Gil Avérous, nouveau président de Villes de France, mobilisé sur les questions budgétaires
Gil Avérous, maire de Châteauroux, succède à Caroline Cayeux à la présidence de Villes de France, association dont il compte renforcer les liens avec le Parlement via un "collège des parlementaires". À l'heure de l'explosion des charges pour les collectivités et de l'approche du projet de loi de finances, il insiste, tout comme Jean-François Debat, resté vice-président de l'association, sur la nécessité d'indexer la DGF sur l'inflation et d'abandonner la suppression de la CVAE.
Suite à la nomination de Caroline Cayeux au gouvernement, Villes de France se devait d'élire un nouveau président. C'est chose faite. Le conseil d'administration de l'association représentant les villes dites moyennes, de 10.000 à 100.000 habitants, a élu ce 14 septembre Gil Avérous, maire LR de Châteauroux et président de l'agglo depuis 2014. Le maire PS de Bourg-en-Bresse, Jean-François Debat, reste vice-président.
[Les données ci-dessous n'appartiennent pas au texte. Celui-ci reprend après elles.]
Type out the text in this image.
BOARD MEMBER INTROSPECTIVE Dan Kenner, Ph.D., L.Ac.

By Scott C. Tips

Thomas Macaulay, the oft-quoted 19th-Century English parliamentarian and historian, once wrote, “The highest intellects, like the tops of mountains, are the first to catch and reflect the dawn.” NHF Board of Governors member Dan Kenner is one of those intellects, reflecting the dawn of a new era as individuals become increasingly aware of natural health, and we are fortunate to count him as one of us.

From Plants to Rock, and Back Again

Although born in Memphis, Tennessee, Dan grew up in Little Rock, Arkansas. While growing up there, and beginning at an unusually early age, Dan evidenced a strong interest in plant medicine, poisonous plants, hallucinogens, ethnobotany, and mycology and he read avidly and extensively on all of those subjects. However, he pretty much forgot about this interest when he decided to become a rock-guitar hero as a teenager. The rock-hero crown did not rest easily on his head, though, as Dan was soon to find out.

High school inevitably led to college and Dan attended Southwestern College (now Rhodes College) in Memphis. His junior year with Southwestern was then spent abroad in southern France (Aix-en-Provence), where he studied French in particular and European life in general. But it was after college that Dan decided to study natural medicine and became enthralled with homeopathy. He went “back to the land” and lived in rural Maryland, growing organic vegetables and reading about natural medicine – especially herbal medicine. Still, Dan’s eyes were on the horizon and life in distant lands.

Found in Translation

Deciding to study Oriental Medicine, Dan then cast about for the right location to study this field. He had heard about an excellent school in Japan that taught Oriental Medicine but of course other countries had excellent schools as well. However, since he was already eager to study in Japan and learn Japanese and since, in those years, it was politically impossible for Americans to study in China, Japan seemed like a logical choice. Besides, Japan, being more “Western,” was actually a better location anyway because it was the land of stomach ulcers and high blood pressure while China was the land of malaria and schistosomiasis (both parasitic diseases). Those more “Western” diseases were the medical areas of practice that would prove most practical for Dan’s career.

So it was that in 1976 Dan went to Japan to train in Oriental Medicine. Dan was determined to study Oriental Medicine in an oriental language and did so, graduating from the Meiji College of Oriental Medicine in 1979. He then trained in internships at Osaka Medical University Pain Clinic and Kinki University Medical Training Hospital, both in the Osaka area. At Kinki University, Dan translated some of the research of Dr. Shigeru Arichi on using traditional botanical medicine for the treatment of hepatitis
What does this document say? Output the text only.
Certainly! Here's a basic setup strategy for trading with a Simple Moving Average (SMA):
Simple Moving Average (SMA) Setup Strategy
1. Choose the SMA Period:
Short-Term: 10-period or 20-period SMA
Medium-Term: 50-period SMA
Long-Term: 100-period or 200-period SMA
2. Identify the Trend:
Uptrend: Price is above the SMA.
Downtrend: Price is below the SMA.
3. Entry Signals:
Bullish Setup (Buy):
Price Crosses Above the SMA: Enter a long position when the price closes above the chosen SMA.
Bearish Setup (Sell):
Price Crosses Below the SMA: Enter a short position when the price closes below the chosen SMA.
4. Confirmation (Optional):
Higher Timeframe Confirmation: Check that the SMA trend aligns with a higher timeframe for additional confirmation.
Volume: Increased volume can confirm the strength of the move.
Gil Avérous ne considère pas sa mission comme un "intérim de neuf mois" jusqu'au renouvellement des instances qui sera organisé lors du prochain congrès de Villes de France – congrès qui, a-t-il été décidé ce mercredi, se tiendra les 6 et 7 juillet au Creusot – mais bien comme une présidence "dans la durée". Et dans la continuité de celle de Caroline Cayeux, à qui il sera d'ailleurs proposé de devenir présidente d'honneur.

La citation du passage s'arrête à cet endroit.